In one embodiment, the method of the invention does not involve agitation of the mixture during said anaerobic conditions. In another embodiment, the invention there is optional agitation during said aerobic conditions. In another embodiment, the method involves further growing under one or more additional successive aerobic -heterotrophic and anaerobic -phototrophic conditions.

In a further embodiment, the method method uses all of the CO 2 , so there is no residual CO 2 released as a byproduct of the method of the invention.

In one embodiment, the microorganism strain is evolved for tolerance to furfural and acetic acid, and the algae strain is evolved for tolerance to furfural.

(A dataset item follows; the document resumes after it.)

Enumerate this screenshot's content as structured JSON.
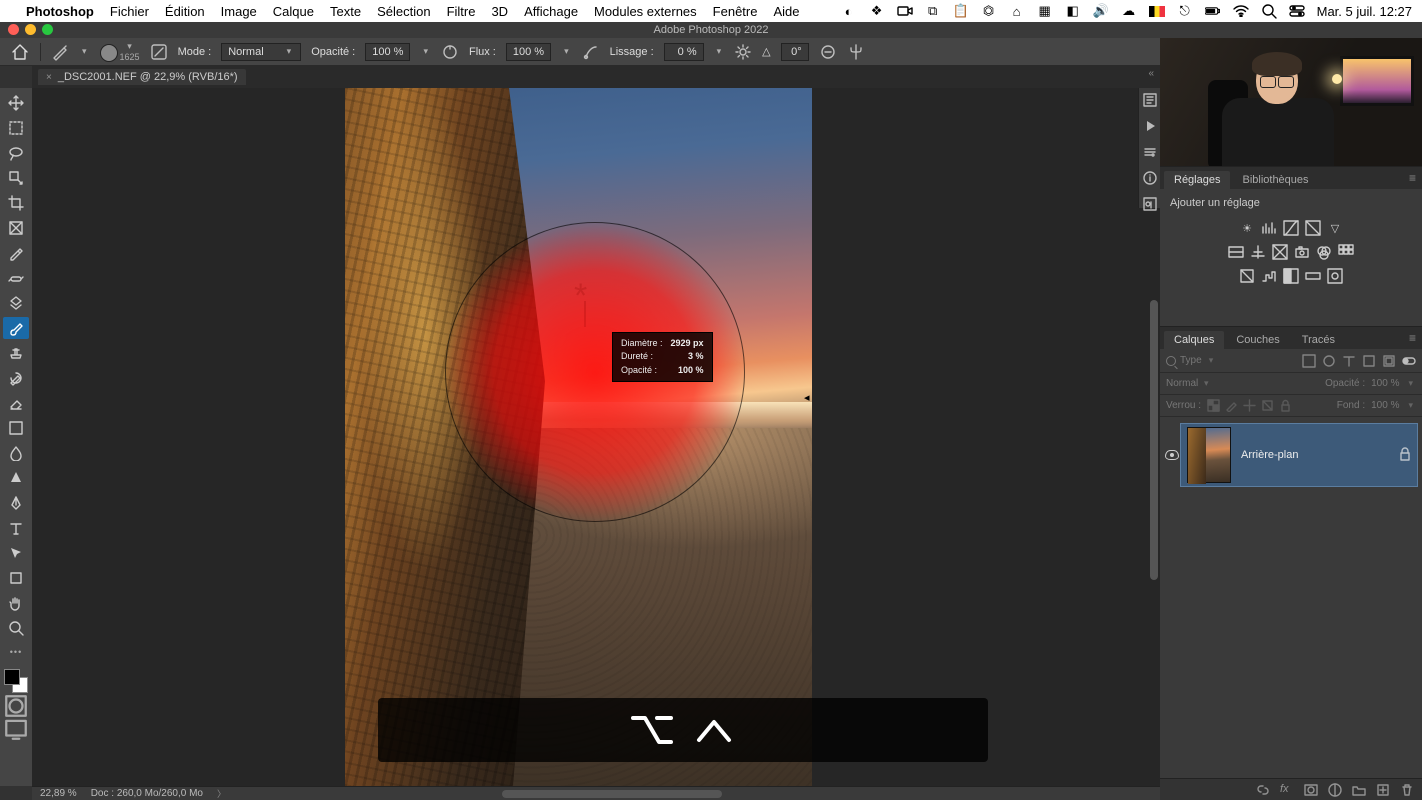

The mixture in step (i) can be obtained from biomass. Biomass is any organic material made from plants or animals, including living or recently dead biological material, which can be used as fuel or for industrial production. Most commonly, biomass refers to plant matter grown for use as biofuel, but it also includes plant or animal matter used for production of fibers, chemicals or heat. Biomass is a renewable energy source.

There are a wide variety of sources of biomass, including tree and grass crops and forestry, agricultural, and urban wastes, all of which can be utilized in the present invention. Examples of domestic biomass resources include agricultural and forestry residues, municipal solid wastes, industrial wastes, and terrestrial and aquatic crops.

There are many types of plants in the world, and many ways they can be used for energy production. In general there are two approaches: growing plants specifically for energy use, and using the residues from plants that are used for other things. The type of plant utilized in the present invention varies from region to region according to climate, soils, geography, population, and so on.

Energy crops (also called "power crops") can be grown on farms in potentially very large quantities. Trees and grasses, including those native to a region, are preferred energy crops, but other, less agriculturally sustainable crops, including corn can also be used.

Trees are a good renewable source of biomass for processing in the present invention. In addition to growing very fast, certain trees will grow back after being cut off close to the ground (called "coppicing"). This allows trees to be harvested every three to eight years for 20 or 30 years before replanting. Such trees (also called "short-rotation woody crops") grow as much as 40 feet high in the years between harvests. In cooler, wetter regions of the northern United States, varieties of poplar, maple, black locust, and willow are preferred. In the warmer Southeast, sycamore and sweetgum are preferred. While in the warmest parts of Florida and California, eucalyptus is likely to grow well.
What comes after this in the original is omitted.